Un être ! Une voix ! Un vote !
Un être ! Une voix ! Un vote !
Voici le tableau de cette fin de journée qui aurait pu être pluvieuse et froide, cataclysmique, inondée, ravagée par les flammes en ce vendredi 24 novembre 2141. Là, l’air était doux, la température parfaite, le climat aseptisé. Toute l’année, climatisée.
Les androïdes, par une marche déterminée, revendiquaient le privilège du vote, une lueur rouge clignotante sur le plastron. Ils n’étaient pas contents, ils faisaient papilloter une diode. Attention, ça va barder ! Ils arboraient la couleur du mode défense, signe ostentatoire et sans maux, ils avançaient dans la Nouvelle-York, déterminés. Ils diffusaient les échos de mille bottes métalliques – ou peu s’en faut –, mêlés aux cris des humains, leurs maîtres s’exclamant en leur nom à tous. Les autres, chez eux, qui s’en foutaient de ces revendications, ils trouvaient ça dérisoire, pathétique. S’ils désiraient le droit de vote, que ces robots naissent humains.
Le droit de vote, telle était la raison de ce mouvement. Aucun des robots ici présents ne savait pour qui et quoi ils pourraient bien voter, mais ça semblait important aux yeux de leurs maîtres bios. Alors, ils y allaient.
C'était bien plus qu'une revendication politique. Anouké le savait. Militante de la première heure, la jeune femme de 32 ans vibrait d’une détermination sans failles. Elle scandait, comme les autres, cet hymne puissant et hypnotique, et sa conviction de se battre pour une noble cause n’en finissait plus de croitre. Elle y croyait, il n’y avait rien de plus vrai. Logique.
Les androïdes surpassaient les humains depuis des décennies. En toute chose. Il n’y avait plus un pan des multiples activités de la société que ces créatures minérales, organiques et sensuelles, biotechnologiques ne pouvaient accomplir de façons bien supérieures aux bios. Même en amour. Vraiment, l’amour méca, ça vaut le détour, je vous assure. D’ailleurs, bien rapidement, des ustensiles d’amour fort sophistiqués ont vu le jour au cours de l’histoire humaine. On ne savait pas compter qu’on savait jouir, c’est prouvé. Alors en cet âge d’or des biomécas androïdes, vous imaginez un peu les prouesses sexuelles potentielles de telles machines…

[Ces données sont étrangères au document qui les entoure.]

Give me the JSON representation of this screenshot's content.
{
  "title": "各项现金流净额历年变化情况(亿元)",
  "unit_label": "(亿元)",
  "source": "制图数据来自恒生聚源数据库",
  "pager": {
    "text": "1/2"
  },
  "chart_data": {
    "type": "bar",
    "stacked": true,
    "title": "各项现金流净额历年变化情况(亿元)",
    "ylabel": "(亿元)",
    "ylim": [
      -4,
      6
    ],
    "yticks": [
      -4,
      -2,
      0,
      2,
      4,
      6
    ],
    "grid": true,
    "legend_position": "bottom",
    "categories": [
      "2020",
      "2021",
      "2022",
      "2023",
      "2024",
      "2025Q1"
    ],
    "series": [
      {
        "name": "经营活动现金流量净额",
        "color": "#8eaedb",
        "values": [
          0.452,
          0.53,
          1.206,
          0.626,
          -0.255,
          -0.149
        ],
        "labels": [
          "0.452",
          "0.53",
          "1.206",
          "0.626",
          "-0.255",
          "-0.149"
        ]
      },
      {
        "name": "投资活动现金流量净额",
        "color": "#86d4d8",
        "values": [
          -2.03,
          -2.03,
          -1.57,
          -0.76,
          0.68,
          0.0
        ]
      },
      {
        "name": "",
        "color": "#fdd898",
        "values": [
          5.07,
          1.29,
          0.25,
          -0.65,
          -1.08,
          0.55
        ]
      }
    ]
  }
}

Si beaucoup s’accordaient à dire que ça dépendait quand même un peu des sentiments, d’autres, sans être trop regardants, tout de même, se satisfaisaient bien des androïdes. Il n’y avait pas de quoi se priver : les mécas, c’étaient des bêtes.
Seule la conception castratrice de ces êtres bridait leurs capacités, ces barrières informatiques et arbitraires qu’ajoutait la toute puissante caste des technologues à leurs codes avant leur premier réveil.

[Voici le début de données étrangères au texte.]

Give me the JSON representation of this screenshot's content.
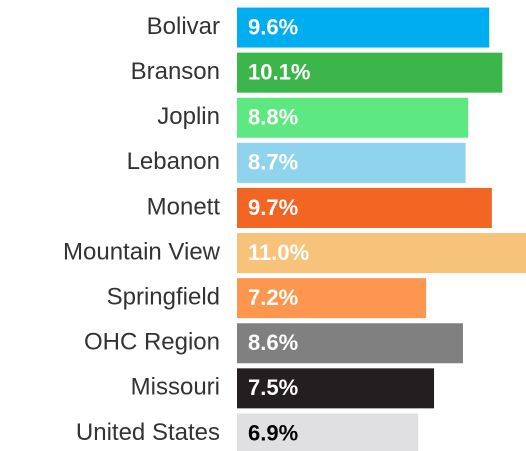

Anouké n’était pas dupe. Ces êtres d’acier, ces assemblages biomécaniques représentaient bien plus un salut, du moins, une aide-salvatrice, qu’un danger pour la pérennité de la civilisation humaine.
Obtenir le droit de vote pour ces machines mi-organiques, mi-robotiques, n’était que l’une des revendications actuellement en débat dans la caste politique. En pagaille : l’hermaphrodisme chez les mécas, légal ou non ? Devons-nous leur donner un nom humain, ou non ?
L’obtention du droit de vote, c’était la pierre angulaire de la lutte portée par Anouké, un objectif qui la guidait et saurait, s’il était atteint, lui redonner foi en l’humanité, qui lui permettrait de croire que l’espèce bio possède encore une once de bon sens émotionnel. Ce qui n’était pas gagné.
Clang ! Un être ! Clang ! Une voix ! Clang ! Un vote !
Pieds, voix, pieds, voix, pieds, voix. C’était redondant, mais c’est toujours la même chose quand on manifeste. Certainement la raison pour laquelle beaucoup s’en désintéressent. Trop monotone.
Enfin, telles vont les idées, les luttes, cahin-caha, elles avancent. Bon gré mal gré, pour le pire ou le meilleur. Le meilleur, Anouké l’appelait de ses vœux. Elle n’imaginait pas la suite.